Où se trouve la maison et comment s'y rendre ?

Le vrai chemin passe par une corde tendue non pas en hauteur mais juste au-dessus du sol. Il semble plus destiné à ce que l'on trébuche dessus qu'à ce que l'on marche dessus.

Franz Kafka

Trois ans après leur première production commune, La petite sirène de Judith Herzberg, les Roovers et le collectif de théâtre musical WALPURGIS unissent à nouveau leurs forces, cette fois avec le metteur en scène Peter van Kraaij. La raison immédiate est leur fascination commune pour la musique du compositeur hongrois György Kurtág, le fort impact des romans de l'écrivain sud-africain et lauréat du prix Nobel J.M. Coetzee et le lien évident avec l'œuvre de l'écrivain tchèque Franz Kafka.

 

Kafka reste un écrivain et une personne inspirante, non seulement par son œuvre littéraire bien connue, mais aussi par ses lettres et ses journaux intimes.
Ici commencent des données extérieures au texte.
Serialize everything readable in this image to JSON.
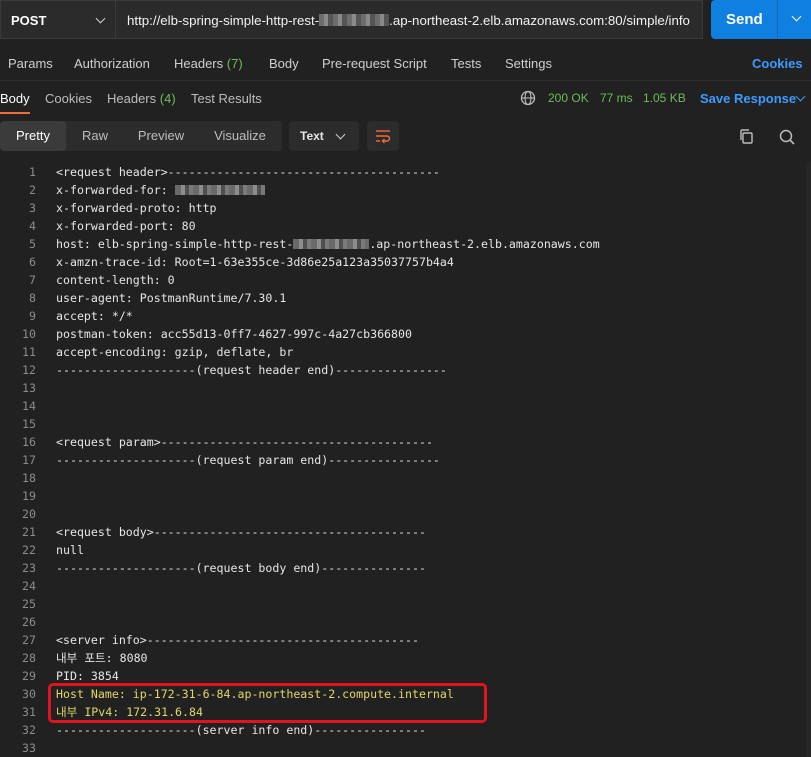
{
  "request": {
    "method": "POST",
    "url_prefix": "http://elb-spring-simple-http-rest-",
    "url_suffix": ".ap-northeast-2.elb.amazonaws.com:80/simple/info",
    "send_label": "Send"
  },
  "request_tabs": [
    {
      "label": "Params"
    },
    {
      "label": "Authorization"
    },
    {
      "label": "Headers",
      "count": "(7)"
    },
    {
      "label": "Body"
    },
    {
      "label": "Pre-request Script"
    },
    {
      "label": "Tests"
    },
    {
      "label": "Settings"
    }
  ],
  "cookies_link": "Cookies",
  "response_tabs": [
    {
      "label": "Body"
    },
    {
      "label": "Cookies"
    },
    {
      "label": "Headers",
      "count": "(4)"
    },
    {
      "label": "Test Results"
    }
  ],
  "status": {
    "code": "200 OK",
    "time": "77 ms",
    "size": "1.05 KB"
  },
  "save_response_label": "Save Response",
  "view_modes": [
    "Pretty",
    "Raw",
    "Preview",
    "Visualize"
  ],
  "active_view": "Pretty",
  "format_label": "Text",
  "code_lines": [
    {
      "n": "1",
      "text": "<request header>---------------------------------------"
    },
    {
      "n": "2",
      "text": "x-forwarded-for: "
    },
    {
      "n": "3",
      "text": "x-forwarded-proto: http"
    },
    {
      "n": "4",
      "text": "x-forwarded-port: 80"
    },
    {
      "n": "5",
      "text": "host: elb-spring-simple-http-rest-",
      "text2": ".ap-northeast-2.elb.amazonaws.com"
    },
    {
      "n": "6",
      "text": "x-amzn-trace-id: Root=1-63e355ce-3d86e25a123a35037757b4a4"
    },
    {
      "n": "7",
      "text": "content-length: 0"
    },
    {
      "n": "8",
      "text": "user-agent: PostmanRuntime/7.30.1"
    },
    {
      "n": "9",
      "text": "accept: */*"
    },
    {
      "n": "10",
      "text": "postman-token: acc55d13-0ff7-4627-997c-4a27cb366800"
    },
    {
      "n": "11",
      "text": "accept-encoding: gzip, deflate, br"
    },
    {
      "n": "12",
      "text": "--------------------(request header end)----------------"
    },
    {
      "n": "13",
      "text": ""
    },
    {
      "n": "14",
      "text": ""
    },
    {
      "n": "15",
      "text": ""
    },
    {
      "n": "16",
      "text": "<request param>---------------------------------------"
    },
    {
      "n": "17",
      "text": "--------------------(request param end)----------------"
    },
    {
      "n": "18",
      "text": ""
    },
    {
      "n": "19",
      "text": ""
    },
    {
      "n": "20",
      "text": ""
    },
    {
      "n": "21",
      "text": "<request body>---------------------------------------"
    },
    {
      "n": "22",
      "text": "null"
    },
    {
      "n": "23",
      "text": "--------------------(request body end)---------------"
    },
    {
      "n": "24",
      "text": ""
    },
    {
      "n": "25",
      "text": ""
    },
    {
      "n": "26",
      "text": ""
    },
    {
      "n": "27",
      "text": "<server info>---------------------------------------"
    },
    {
      "n": "28",
      "text": "내부 포트: 8080"
    },
    {
      "n": "29",
      "text": "PID: 3854"
    },
    {
      "n": "30",
      "text": "Host Name: ip-172-31-6-84.ap-northeast-2.compute.internal",
      "highlight": true
    },
    {
      "n": "31",
      "text": "내부 IPv4: 172.31.6.84",
      "highlight": true
    },
    {
      "n": "32",
      "text": "--------------------(server info end)----------------"
    },
    {
      "n": "33",
      "text": ""
    }
  ],
  "colors": {
    "accent": "#0f7fe0",
    "status_green": "#6dbb5a",
    "link_blue": "#3c9bff",
    "highlight_box": "#e0141e",
    "active_tab_underline": "#f26b3a"
  },
  "icons": [
    "chevron-down-icon",
    "wrap-lines-icon",
    "globe-icon",
    "copy-icon",
    "search-icon"
  ]
}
Les observations perspicaces et implacables de la vie quotidienne qu'il a consignées dans ses journaux et ses lettres jettent une lumière vive sur le côté sombre de l'existence humaine.

 

C'est cet univers où vivent le doute, le chagrin, l'incertitude et la peur, que le compositeur hongrois György Kurtág a rendu dans sa Fragments de Kafka pour voix et violon.
Pour lui, le confort et la beauté ne peuvent être recherchés dans l'"harmonie pure", mais se cachent quelque part entre les deux, dans les quarts de ton et les dissonances.

 

L'œuvre de J.M. Coetzee mène également à l'œuvre de Kafka. Dans le roman Vie animaleDans le cadre d'une conférence controversée à l'université sur le thème des animaux, Elisabeth Costello, rédactrice en chef, se compare à Pierre le Rouge de Kafka. Elle se compare à Pierre le Rouge de Kafka : un singe "élevé à la hauteur de l'homme" racontant sa vie à une société savante, apparemment proche des humains et en même temps si éloigné d'eux.

 

C'est délibérément que je ne parle pas de liberté. Je ne parle pas de ce grand sentiment de liberté de tous les côtés. Quant à moi, je n'exige pas la liberté, ni hier, ni aujourd'hui. Soit dit en passant, avec la liberté, l'homme se trompe trop souvent lui-même".
de : Rapport pour une académie Par Franz Kafka, 1917

Crédits

production
WALPURGIS
coproduction
Les couvreurs
textes
Franz Kafka & J.M. Coetzee
musique
György Kurtág
de & avec
Metteur en scène Peter van Kraaij, scénographe Stef Depover, costumière An D'huys, actrice Sara De Bosschere, violoniste Wibert Aerts, actrice Sofie Sente et soprano Judith Vindevogel.

Presse

Commentaires

Où se trouve la maison et comment s'y rendre ? dure une heure. Une heure pendant laquelle chaque note de musique et chaque mot ont un poids spécifique élevé. Les Roovers et Walpurgis s'en tiennent à l'essentiel, ce qui, en ces temps d'amusement forcené, peut déjà être un soulagement. (...)
L'histoire est brillamment mise en place et montée de manière transparente. Le soin apporté par le réalisateur Peter van Kraaij est palpable. Une dialectique fascinante émerge entre les différentes parties. (...)
Au Où se trouve la maison et comment s'y rendre ? les réalisateurs se posent très modestement en porteurs de pensée. Il en résulte une heure d'une rare intensité".
Geert Sels, De Standaard

 

La vie est une quête de soi. Tout comme l'art. Walpurgis et De Roovers transforment cette recherche en une performance feutrée dans laquelle les notes et les mots partagent la même musicalité. (...)
La création est une orchestration sûre de sons de violon, de mots parlés et chantés, de regards les uns vers les autres et vers le public. Intense, excitante, marquée par la vigilance. (...)
Où se trouve le foyer et comment y accéder ? Où est la paix et comment y parvenir ? Le foyer et le repos sont tous deux palpables dans cette splendide confrontation de Kurtág, Coetzee et Kafka, mise en scène par Peter van Kraaij pour Walpurgis et De Roovers.